How to Create Money as Item in QBCore - QBCore Guide for FiveM
Introduction
This tutorial turns How to Create Money as Item in QBCore into a clean, developer-friendly guide for QBCore/FiveM. You will follow a step-by-step flow, copy the relevant code patterns, and learn the “why” behind the setup.
Requirements
- QBCore installed and running on a dev server
- Basic Lua knowledge and comfort reading FiveM patterns
- A test workflow for iterating safely (dev server, not production)
- Optional: a code editor with Lua/FiveM helpers (VS Code recommended)
Step-by-Step Guide
Step 1: Overview
In this step, you will apply the overview concept as a practical change: define the pieces, wire them together, then verify the behavior in your dev server.
Step 2: Prerequisites
In this step, you will apply the prerequisites concept as a practical change: define the pieces, wire them together, then verify the behavior in your dev server.
Step 3: Step 1: Configure Money Items
In this step, you will apply the step 1: configure money items concept as a practical change: define the pieces, wire them together, then verify the behavior in your dev server.
Step 4: Edit qb-core/shared/items.lua
In this step, you will apply the edit qb-core/shared/items.lua concept as a practical change: define the pieces, wire them together, then verify the behavior in your dev server.
Step 5: Step 2: Create Money Conversion Functions
In this step, you will apply the step 2: create money conversion functions concept as a practical change: define the pieces, wire them together, then verify the behavior in your dev server.
Step 6: Server-Side Functions (qb-core/server/functions.lua)
In this step, you will apply the server-side functions (qb-core/server/functions.lua) concept as a practical change: define the pieces, wire them together, then verify the behavior in your dev server.

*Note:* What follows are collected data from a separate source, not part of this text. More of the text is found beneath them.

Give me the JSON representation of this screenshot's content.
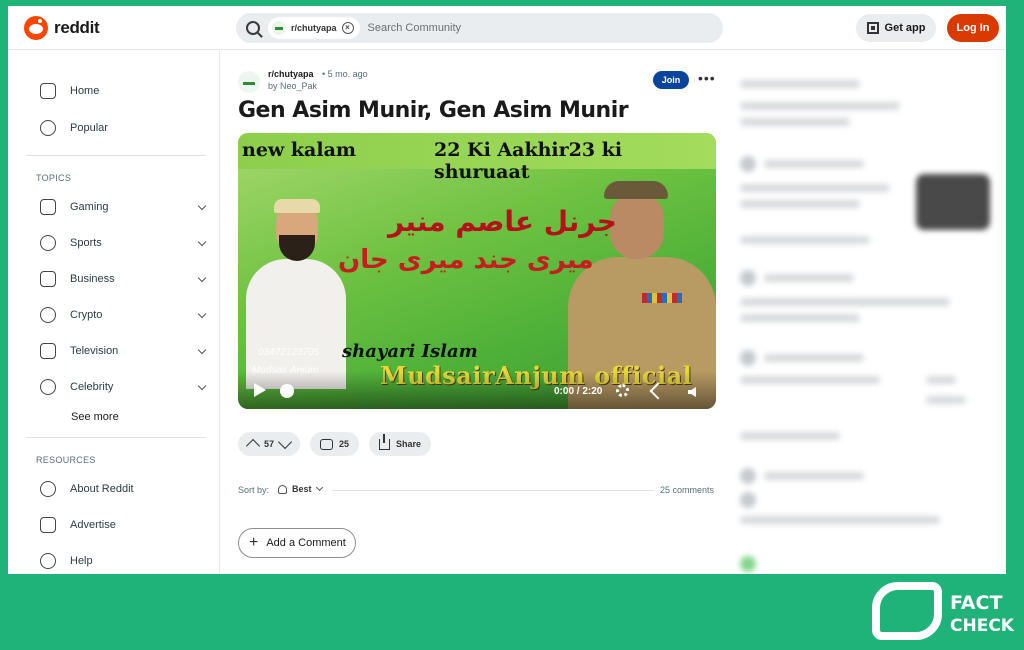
{
  "header": {
    "logo_text": "reddit",
    "search_chip": "r/chutyapa",
    "search_placeholder": "Search Community",
    "get_app_label": "Get app",
    "login_label": "Log In"
  },
  "sidebar": {
    "main": [
      {
        "label": "Home",
        "icon": "home-icon"
      },
      {
        "label": "Popular",
        "icon": "popular-icon"
      }
    ],
    "topics_title": "TOPICS",
    "topics": [
      {
        "label": "Gaming",
        "icon": "gamepad-icon"
      },
      {
        "label": "Sports",
        "icon": "sports-icon"
      },
      {
        "label": "Business",
        "icon": "chart-icon"
      },
      {
        "label": "Crypto",
        "icon": "crypto-icon"
      },
      {
        "label": "Television",
        "icon": "tv-icon"
      },
      {
        "label": "Celebrity",
        "icon": "star-icon"
      }
    ],
    "see_more": "See more",
    "resources_title": "RESOURCES",
    "resources": [
      {
        "label": "About Reddit",
        "icon": "reddit-icon"
      },
      {
        "label": "Advertise",
        "icon": "megaphone-icon"
      },
      {
        "label": "Help",
        "icon": "help-icon"
      }
    ]
  },
  "post": {
    "subreddit": "r/chutyapa",
    "age": "• 5 mo. ago",
    "author": "by Neo_Pak",
    "join_label": "Join",
    "more_label": "•••",
    "title": "Gen Asim Munir, Gen Asim Munir",
    "video": {
      "top_left_text": "new kalam",
      "top_right_text": "22 Ki Aakhir23 ki shuruaat",
      "urdu_line1": "جرنل عاصم منیر",
      "urdu_line2": "میری جند میری جان",
      "phone_text": "03472123705",
      "shayari_text": "shayari Islam",
      "anjum_text": "Mudsair Anjum",
      "official_text": "MudsairAnjum official",
      "time": "0:00 / 2:20",
      "progress": 0
    },
    "votes": "57",
    "comments": "25",
    "share_label": "Share",
    "sort_by_label": "Sort by:",
    "sort_value": "Best",
    "comments_count_label": "25 comments",
    "add_comment_label": "Add a Comment"
  },
  "watermark": {
    "line1": "FACT",
    "line2": "CHECK"
  },
  "colors": {
    "background": "#1fb37a",
    "login": "#d93a00",
    "join": "#0a449b",
    "reddit_orange": "#ff4500"
  }
}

Step 7: Step 3: Create Useable Items
In this step, you will apply the step 3: create useable items concept as a practical change: define the pieces, wire them together, then verify the behavior in your dev server.
Step 8: Make Cash Items Useable
In this step, you will apply the make cash items useable concept as a practical change: define the pieces, wire them together, then verify the behavior in your dev server.
Code Example
-- Money Items
['cash'] = {
name = 'cash',
label = 'Cash',
weight = 0,
type = 'item',
image = 'cash.png',
unique = false,
useable = false,
shouldClose = false,
combinable = nil,
description = 'Paper money'
},
['markedbills'] = {
name = 'markedbills',
label = 'Marked Bills',
weight = 1000,
type = 'item',
image = 'markedbills.png',
unique = true,
useable = false,
shouldClose = false,
combinable = nil,
description = 'Money with serial numbers'
},
['dirtymoney'] = {
name = 'dirtymoney',
label = 'Dirty Money',
weight = 1000,
type = 'item',
image = 'dirtymoney.png',
unique = true,
useable = false,
shouldClose = false,
combinable = nil,
description = 'Illegally obtained money'
}Tips & Best Practices
- Keep authority on the server: validate inputs before money/database operations.
- Start with one resource/module at a time, then refactor after you verify it works.
- Use callbacks for request/response flows and events for push/UX updates.
- When you run loops, avoid freezes: always yield with Wait() (client/server) and cache hot values.